Instructions to make Coconut Shrimp w/ Leek Slaw over Cajun Grits:
- For the grits:
- Heat a medium saucepan over medium heat, add the chicken broth and bring to a boil. Slowly whisk in the grits, Cajun and garlic seasonings and reduce the heat to medium-low. Cook the grits until tender, about 15 to 20 minutes, stirring frequently with a wooden spoon, breaking up any clumps with the back of the spoon.
- Remove the saucepan from the heat and stir in the butter and then the cheese until completely melted. Season with salt and pepper.
- For the Sprouts Leek Slaw:
- Cook bacon in a large, heavy skillet over medium until crisp, about 15 minutes. Transfer to a plate lined with paper towels. Reserve 1 tablespoon of the drippings in skillet; transfer 2 tablespoons of the drippings to a small bowl. Dice bacon, and set aside.
- Add leeks to skillet, and cook, stirring often, 3 minutes. Combine leeks and Brussels sprouts in a large bowl.
- Add olive oil, apple cider vinegar, honey, salt, and pepper to reserved 2 tablespoons of drippings, and whisk to combine. Add to Brussels sprouts and leeks; toss to coat.

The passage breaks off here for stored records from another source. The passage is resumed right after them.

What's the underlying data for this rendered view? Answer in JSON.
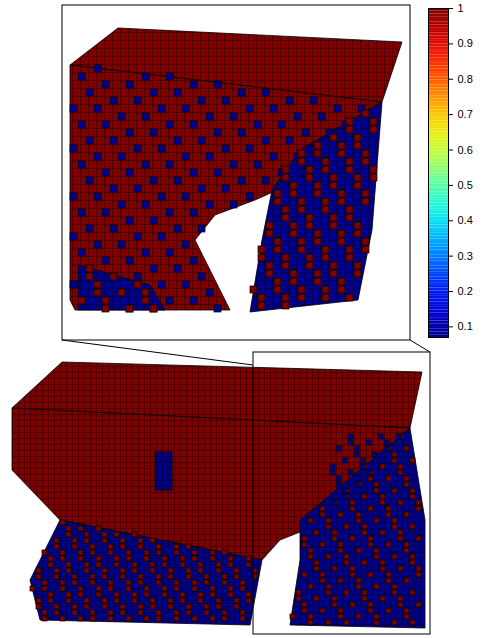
{
  "chart_data": {
    "type": "heatmap",
    "colorbar": {
      "range": [
        0.07,
        1
      ],
      "ticks": [
        0.1,
        0.2,
        0.3,
        0.4,
        0.5,
        0.6,
        0.7,
        0.8,
        0.9,
        1
      ]
    }
  }
}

Stir in chopped pecans, chives, and diced bacon.
- For the Vinaigrette:
- In large mixing bowl, add rice wine vinegar, smoked paprika, honey, and Dijon mustard.
- Using a hand blender or whisk, slowly incorporate grapeseed and sesame oil.
- Finish with ginger, shallots, garlic, salt, and pepper.
- For the shrimp:
- In a mixing bowl, add panko bread crumbs and coconut. Mix together.
- Place shrimp in flour. Then add eggs and the panko bread crumb/coconut mixture.
- Fry shrimp in a 350° fryer for 2½ to 3 minutes until shrimp are cooked through. Shrimp should be golden brown in colour.
- Plate with grits in the center, surround the grits with the leek slaw, place several slices of pineapple in center, top with shrimp and drizzle with vinaigrette. Serve and enjoy!
These delectable Shrimp and Grits will leave you licking your plate and longing for more. Crispy Coconut Shrimp - How to Make Crispy Coconut ShrimpMyYellowApron. Coconut Shrimp w/ Curry Dipping SauceSavour the Senses. Coconut Shrimp and Chorizo Over Creamy Polentaspoon fork bacon. Stir in the remaining tablespoon butter at the end, garnish with parsley.